Wednesday, July 16, 2014

How to stay profitable as a Web Designer

Web Design Bangladesh: How to stay profitable as a Web Designer
In today's economy it can be difficult for a freelance web designer or developer to compete for the project and maintain profitability. When I started many years ago, I made the long-term contract for a couple of large companies in the area of San Jose. At that time doing simple HTML and graphic design easily paid six figure a year.

If you have been doing freelance work for a while, I'm sure you've noticed the increased competition and falling rates of customers who want to pay. A project can offer a few hundred dollars now online job boards, it will result in easy scoring 2-5 times as long as 5-7 years ago. If you have a large base, large customers. Let me know if you need any help at all works. Just kidding, but this article is more for new small business web design freelancer.

So how do you stay positive and profitable? First, you have to ask yourself, do you really want the web design? I'm not trying to discourage anyone. But if you are a web designer, because that's what you do, it may be time to look at another field. Even within the field of Internet, being a seller or writer for an Internet business can be more relevant to you demands. If you are a fan, or at least stop being aware about web design, there are some adjustments that must be made to its business model. Like I always say, this is just what worked for me. If you have any comments or questions, please leave a note.

The main thing to consider is where you are in your career web development / design. If you have a small to medium to large customer base. I would not really recommend or try to push a customer to buy something, but your existing customers is the obvious choice for more income. Now is the time to do some research and see how they could improve their customer sites. If you can add value, especially something that makes a profit, the site, it's a win / win and you have to start with a cold call.

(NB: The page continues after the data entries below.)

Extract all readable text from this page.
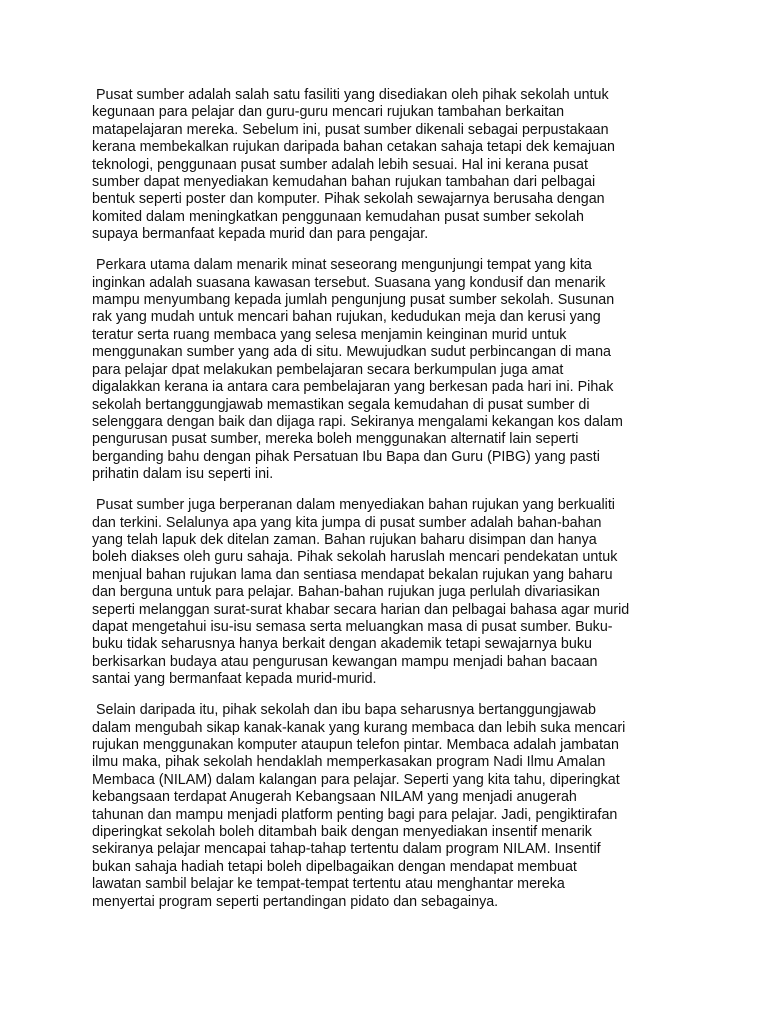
Pusat sumber adalah salah satu fasiliti yang disediakan oleh pihak sekolah untuk
kegunaan para pelajar dan guru-guru mencari rujukan tambahan berkaitan
matapelajaran mereka. Sebelum ini, pusat sumber dikenali sebagai perpustakaan
kerana membekalkan rujukan daripada bahan cetakan sahaja tetapi dek kemajuan
teknologi, penggunaan pusat sumber adalah lebih sesuai. Hal ini kerana pusat
sumber dapat menyediakan kemudahan bahan rujukan tambahan dari pelbagai
bentuk seperti poster dan komputer. Pihak sekolah sewajarnya berusaha dengan
komited dalam meningkatkan penggunaan kemudahan pusat sumber sekolah
supaya bermanfaat kepada murid dan para pengajar.

Perkara utama dalam menarik minat seseorang mengunjungi tempat yang kita
inginkan adalah suasana kawasan tersebut. Suasana yang kondusif dan menarik
mampu menyumbang kepada jumlah pengunjung pusat sumber sekolah. Susunan
rak yang mudah untuk mencari bahan rujukan, kedudukan meja dan kerusi yang
teratur serta ruang membaca yang selesa menjamin keinginan murid untuk
menggunakan sumber yang ada di situ. Mewujudkan sudut perbincangan di mana
para pelajar dpat melakukan pembelajaran secara berkumpulan juga amat
digalakkan kerana ia antara cara pembelajaran yang berkesan pada hari ini. Pihak
sekolah bertanggungjawab memastikan segala kemudahan di pusat sumber di
selenggara dengan baik dan dijaga rapi. Sekiranya mengalami kekangan kos dalam
pengurusan pusat sumber, mereka boleh menggunakan alternatif lain seperti
berganding bahu dengan pihak Persatuan Ibu Bapa dan Guru (PIBG) yang pasti
prihatin dalam isu seperti ini.

Pusat sumber juga berperanan dalam menyediakan bahan rujukan yang berkualiti
dan terkini. Selalunya apa yang kita jumpa di pusat sumber adalah bahan-bahan
yang telah lapuk dek ditelan zaman. Bahan rujukan baharu disimpan dan hanya
boleh diakses oleh guru sahaja. Pihak sekolah haruslah mencari pendekatan untuk
menjual bahan rujukan lama dan sentiasa mendapat bekalan rujukan yang baharu
dan berguna untuk para pelajar. Bahan-bahan rujukan juga perlulah divariasikan
seperti melanggan surat-surat khabar secara harian dan pelbagai bahasa agar murid
dapat mengetahui isu-isu semasa serta meluangkan masa di pusat sumber. Buku-
buku tidak seharusnya hanya berkait dengan akademik tetapi sewajarnya buku
berkisarkan budaya atau pengurusan kewangan mampu menjadi bahan bacaan
santai yang bermanfaat kepada murid-murid.

Selain daripada itu, pihak sekolah dan ibu bapa seharusnya bertanggungjawab
dalam mengubah sikap kanak-kanak yang kurang membaca dan lebih suka mencari
rujukan menggunakan komputer ataupun telefon pintar. Membaca adalah jambatan
ilmu maka, pihak sekolah hendaklah memperkasakan program Nadi Ilmu Amalan
Membaca (NILAM) dalam kalangan para pelajar. Seperti yang kita tahu, diperingkat
kebangsaan terdapat Anugerah Kebangsaan NILAM yang menjadi anugerah
tahunan dan mampu menjadi platform penting bagi para pelajar. Jadi, pengiktirafan
diperingkat sekolah boleh ditambah baik dengan menyediakan insentif menarik
sekiranya pelajar mencapai tahap-tahap tertentu dalam program NILAM. Insentif
bukan sahaja hadiah tetapi boleh dipelbagaikan dengan mendapat membuat
lawatan sambil belajar ke tempat-tempat tertentu atau menghantar mereka
menyertai program seperti pertandingan pidato dan sebagainya.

For example, I had a client who sells a product locally, but there is no way to buy products online. Adding just a small shopping cart for the site, I had the opportunity to generate additional revenue for the client and I almost instantly. Another reason to use your existing customer base, is dealing with new customers can be a divination game. It is really impossible to know what the customer would like to face up to a project starts. Many web designers know that the syndrome feature creep and the customer just can not decide what you really want. When times are tight, the last thing you need to get stuck on a project that does not end up bringing much revenue, and / or leaves you with an unsatisfied customer.

If you are just starting out, and have little or no customers, you have to start small. What do I mean by starting small? Most job boards have qualifications profile, portfolio and a list of projects completed by each bidding developer on a project. Probably do not have much information to put in your portfolio. And definitely useless for the prospect to move forward.

There are several things you can do to improve your chances of winning a project anyway. First, if you have a degree or certification, push on your profile page. Also, keep beginning certified in most skill areas to increase the number of projects to be able to bid. Second, build prototypes or models of sampling sites. This will give potential customers samples to look at, give them an idea of your style and skill level, and it greatly increases the chance of getting the first project.

If you bid on 20 projects or more and still not getting any response, you will have to make some adjustments. You many need to bid on small projects and lower its offer until you find the rhythm that achieved the customer wants to pay for their services. You can also perform some sites for free. If you are a member of a team, a church or a club, offering a free website. Most often they are very responsive, and it will give a true client / s to show off. Keep a positive attitude, even if you're not getting any work. Imagine you have a project and work on it. For example, a customer who booked a block of time for the project pushed back. I was satisfied? Yes There's really nothing I can do about it and now had a few days to work without commercial projects.

One thing that I messed around with but specialization is WordPress. In the two days I was able to really get into WordPress and feel comfortable enough with him to bid on projects related to WordPress. I do not make a dime, and yet the work I have done during these few days. Still treated me like a real project. Writing requirements, there are models and doing research on the same site, just like you would for a real client.

I am 99% sure that the learning of new skills can make a few new customers. If not, at worst, have a new sample of my portfolio and I saw a new tool that I use for my own purposes. Hope this helps. Send me a message if you have any comments or questions.